Плоды познания, как много лет назад, отравили суть мою, вышвырнув из рая неведения. Я стоял за воротами, видел пути и метался между ними, выбирая тот, который бы вернул меня в Эдем, и зная наперед, что возвращение невозможно.
Я, Пьер-Каин, кровью Авеля искупил грехи его и теперь, уже мертвого и невиновного, предавал, собираясь таить правду.
Я, человек, искал оправдания собственной слабости и находил его в Высшем суде. Ибо сказано: не судите и не судимы будете.
И ныне, спустя многие годы, я, в тщетной попытке найти свидетельства высшей воли и воздаяния, считаю чужие несчастья.
Жан-Франсуа-Шарль де Ла-Молетт, граф де Моранжа умер в 1801 году, до того перетерпев многие неудачи, разорившись, побывав в тюрьме и в мужьях у многомужицы. Его старший сын покинул Францию, его младший сын слишком слаб, чтобы управиться с бедовым отцовским наследством. Мне хочется думать, что сам этот род когда-нибудь исчезнет с лица земли.
Мой отец, Жан Шастель, восславленный людьми Жеводана как спаситель, получивши из их рук награду – семьдесят пять ливров – умер в 1789 году. И до самой его смерти мы не разговаривали, не в силах простить друг другу сотворенного с Антуаном.
Орден иезуитов исчез с лица земли, и смею надеяться, на веки вечные.
Да будет им судьей Господь!
– А мимо дома шел охотник, который услышал страшные-престрашные звуки...
Глазки Антонины поблескивали из-под одеяла.
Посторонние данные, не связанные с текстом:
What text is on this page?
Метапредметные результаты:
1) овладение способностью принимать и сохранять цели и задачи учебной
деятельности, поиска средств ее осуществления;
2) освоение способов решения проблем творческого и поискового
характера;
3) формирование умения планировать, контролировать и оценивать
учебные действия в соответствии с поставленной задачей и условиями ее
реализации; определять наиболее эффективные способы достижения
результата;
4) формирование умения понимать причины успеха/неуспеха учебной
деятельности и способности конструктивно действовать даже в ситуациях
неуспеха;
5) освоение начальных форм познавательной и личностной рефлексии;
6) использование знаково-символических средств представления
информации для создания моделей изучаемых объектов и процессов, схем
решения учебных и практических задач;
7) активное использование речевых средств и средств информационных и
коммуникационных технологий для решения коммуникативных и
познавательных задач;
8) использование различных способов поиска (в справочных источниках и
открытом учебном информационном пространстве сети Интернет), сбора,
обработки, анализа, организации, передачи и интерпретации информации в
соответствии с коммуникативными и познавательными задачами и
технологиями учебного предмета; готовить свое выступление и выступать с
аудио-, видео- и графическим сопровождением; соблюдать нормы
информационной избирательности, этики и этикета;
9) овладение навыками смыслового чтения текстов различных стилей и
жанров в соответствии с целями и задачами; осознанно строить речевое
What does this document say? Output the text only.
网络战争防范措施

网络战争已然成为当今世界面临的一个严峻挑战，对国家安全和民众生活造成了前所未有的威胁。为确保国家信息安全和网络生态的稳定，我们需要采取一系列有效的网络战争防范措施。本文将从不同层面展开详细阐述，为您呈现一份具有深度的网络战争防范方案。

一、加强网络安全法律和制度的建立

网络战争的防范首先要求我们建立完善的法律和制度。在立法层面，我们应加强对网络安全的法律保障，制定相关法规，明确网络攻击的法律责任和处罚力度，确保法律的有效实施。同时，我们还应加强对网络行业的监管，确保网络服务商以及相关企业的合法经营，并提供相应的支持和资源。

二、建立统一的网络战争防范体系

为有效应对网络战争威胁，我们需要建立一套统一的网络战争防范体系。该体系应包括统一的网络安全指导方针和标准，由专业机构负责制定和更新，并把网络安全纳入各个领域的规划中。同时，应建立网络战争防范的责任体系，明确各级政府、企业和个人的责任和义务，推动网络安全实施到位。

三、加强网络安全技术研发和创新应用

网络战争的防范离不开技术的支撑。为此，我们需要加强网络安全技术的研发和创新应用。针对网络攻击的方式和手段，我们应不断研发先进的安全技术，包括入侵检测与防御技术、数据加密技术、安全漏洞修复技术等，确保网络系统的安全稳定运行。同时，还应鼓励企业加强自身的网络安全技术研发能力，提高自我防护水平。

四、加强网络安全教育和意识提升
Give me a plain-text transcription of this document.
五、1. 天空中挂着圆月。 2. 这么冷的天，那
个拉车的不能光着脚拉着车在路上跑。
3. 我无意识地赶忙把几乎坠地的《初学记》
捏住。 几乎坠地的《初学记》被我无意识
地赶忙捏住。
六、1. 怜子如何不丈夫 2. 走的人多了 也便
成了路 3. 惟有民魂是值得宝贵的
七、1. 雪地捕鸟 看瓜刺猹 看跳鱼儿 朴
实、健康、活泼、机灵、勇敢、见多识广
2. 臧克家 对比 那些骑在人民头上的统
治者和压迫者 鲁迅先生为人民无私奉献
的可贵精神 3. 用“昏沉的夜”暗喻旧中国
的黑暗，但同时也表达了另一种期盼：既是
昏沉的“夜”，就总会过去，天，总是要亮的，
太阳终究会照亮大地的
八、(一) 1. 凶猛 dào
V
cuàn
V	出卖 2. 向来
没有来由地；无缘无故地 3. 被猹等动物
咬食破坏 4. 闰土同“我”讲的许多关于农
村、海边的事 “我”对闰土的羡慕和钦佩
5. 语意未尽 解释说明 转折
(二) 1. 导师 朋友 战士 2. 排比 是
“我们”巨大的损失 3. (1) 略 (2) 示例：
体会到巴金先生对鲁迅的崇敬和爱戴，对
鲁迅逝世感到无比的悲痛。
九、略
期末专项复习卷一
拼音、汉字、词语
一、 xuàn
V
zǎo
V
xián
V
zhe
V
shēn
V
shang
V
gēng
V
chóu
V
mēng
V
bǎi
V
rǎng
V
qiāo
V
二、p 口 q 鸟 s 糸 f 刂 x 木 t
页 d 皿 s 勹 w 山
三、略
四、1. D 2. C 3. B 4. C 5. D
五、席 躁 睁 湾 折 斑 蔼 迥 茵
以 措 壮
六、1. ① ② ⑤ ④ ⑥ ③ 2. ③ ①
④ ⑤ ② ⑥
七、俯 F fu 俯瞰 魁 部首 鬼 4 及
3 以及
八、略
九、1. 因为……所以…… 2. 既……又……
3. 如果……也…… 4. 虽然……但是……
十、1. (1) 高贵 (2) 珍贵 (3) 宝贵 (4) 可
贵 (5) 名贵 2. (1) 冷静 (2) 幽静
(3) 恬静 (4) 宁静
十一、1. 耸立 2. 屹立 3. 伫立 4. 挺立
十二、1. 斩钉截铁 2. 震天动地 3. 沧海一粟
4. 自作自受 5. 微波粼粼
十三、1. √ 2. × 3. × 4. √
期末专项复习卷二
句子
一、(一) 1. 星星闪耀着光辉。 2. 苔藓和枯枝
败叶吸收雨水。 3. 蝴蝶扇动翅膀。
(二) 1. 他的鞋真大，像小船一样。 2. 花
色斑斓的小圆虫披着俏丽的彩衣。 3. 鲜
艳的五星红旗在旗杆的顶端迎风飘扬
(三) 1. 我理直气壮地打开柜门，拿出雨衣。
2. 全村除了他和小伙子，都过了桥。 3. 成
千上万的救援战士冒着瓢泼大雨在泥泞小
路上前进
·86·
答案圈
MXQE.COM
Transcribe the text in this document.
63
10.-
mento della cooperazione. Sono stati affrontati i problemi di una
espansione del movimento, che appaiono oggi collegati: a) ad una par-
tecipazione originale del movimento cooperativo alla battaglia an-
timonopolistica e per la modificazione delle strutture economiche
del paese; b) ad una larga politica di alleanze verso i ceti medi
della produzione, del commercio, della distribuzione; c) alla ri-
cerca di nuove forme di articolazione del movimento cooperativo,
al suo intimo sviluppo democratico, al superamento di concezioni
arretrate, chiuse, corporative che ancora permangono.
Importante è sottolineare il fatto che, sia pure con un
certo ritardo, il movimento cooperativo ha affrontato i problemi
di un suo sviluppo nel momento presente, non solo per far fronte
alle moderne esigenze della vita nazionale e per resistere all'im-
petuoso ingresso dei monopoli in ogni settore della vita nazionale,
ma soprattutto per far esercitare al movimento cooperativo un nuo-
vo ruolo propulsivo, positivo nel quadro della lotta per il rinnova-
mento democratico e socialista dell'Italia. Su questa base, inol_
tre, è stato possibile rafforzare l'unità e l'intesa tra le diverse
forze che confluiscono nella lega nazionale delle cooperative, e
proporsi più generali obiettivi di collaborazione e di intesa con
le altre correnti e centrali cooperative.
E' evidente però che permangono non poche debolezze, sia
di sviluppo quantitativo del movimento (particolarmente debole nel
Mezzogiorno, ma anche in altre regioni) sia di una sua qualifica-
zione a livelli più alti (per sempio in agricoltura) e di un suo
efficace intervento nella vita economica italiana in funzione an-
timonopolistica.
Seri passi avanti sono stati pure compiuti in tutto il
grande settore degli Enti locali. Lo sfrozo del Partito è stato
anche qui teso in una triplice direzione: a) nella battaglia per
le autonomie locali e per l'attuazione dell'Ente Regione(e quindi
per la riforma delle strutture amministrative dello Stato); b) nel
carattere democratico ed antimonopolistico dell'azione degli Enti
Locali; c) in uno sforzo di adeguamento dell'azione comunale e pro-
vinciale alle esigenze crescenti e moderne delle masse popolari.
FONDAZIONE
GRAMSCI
– И заглянул он в домик, и увидел волка.
– Испугался?
– Это был храбрый охотник. Он застрелил волка и вспорол ему живот, а из живота выпрыгнула Красная Шапочка, цела-целехонька... – Ирочка закрыла книжку. – И стали они с охотником жить-поживать и добра наживать. Спи давай.
– А у тебя красная шапка есть? – Антонина сунула большой палец в рот. – Дядя Никита охотник?
– Еще какой.
– А волк где?
– Нету волка. Уже нету.
Портреты надо будет убрать, и веревку эту дурацкую выкинуть, наконец. Хватит уже сказок, жить пора.